This is an amazing side dish where baby eggplants are slit and stuffed with some aromatic spice mix and then slow cooked to perfection. Non Eggplant lovers too will simply love this preparation. Enjoy it with parathas or chapattis or as a side dish with curd-rice, sambar rice, jeera rice or a simple dal-chawal. So check for a step by step method with pictures to prepare it.
- 10-12 small eggplants. slit in the center
- 2 tbsp. fresh grated coconut
- 3 tbsp. fried peanuts, ground
- salt to taste
- handful of coriander leaves, chopped (for the stuffing)
- 1-2 tbsp. red chili flakes
- 1 tbsp. roasted coriander-cumin powder
- 1 tsp. lime juice
- 1 tsp. toasted sesame seeds
- 2 tbsp. oil
- 2 tbsp. coriander leaves to garnish
In a bowl, combine together all the above mentioned ingredients (except eggplants and oil) with some water to form a paste.
Now stuff it in all the slit eggplants and keep aside.
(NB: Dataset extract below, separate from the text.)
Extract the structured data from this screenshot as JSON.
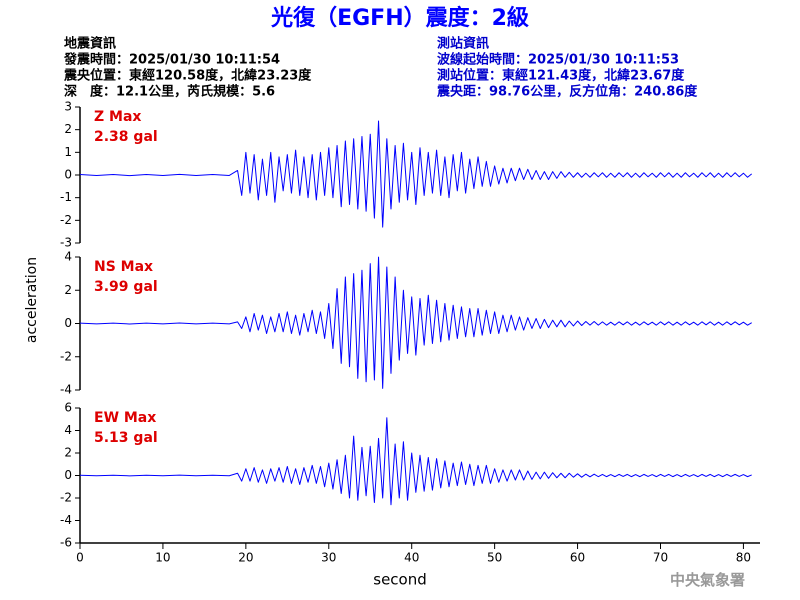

Heat oil in a pan and carefully place them on it and sprinkle some salt over it.
Cover and cook on a low flame by turning them with a spoon / fork at intervals. Sprinkle water too as and when needed.
When the eggplants turns soft and are cooked, switch off the flame and gently transfer them to a serving dish. Garnish with coriander leaves and serve as a side dish with either rice or chapattis.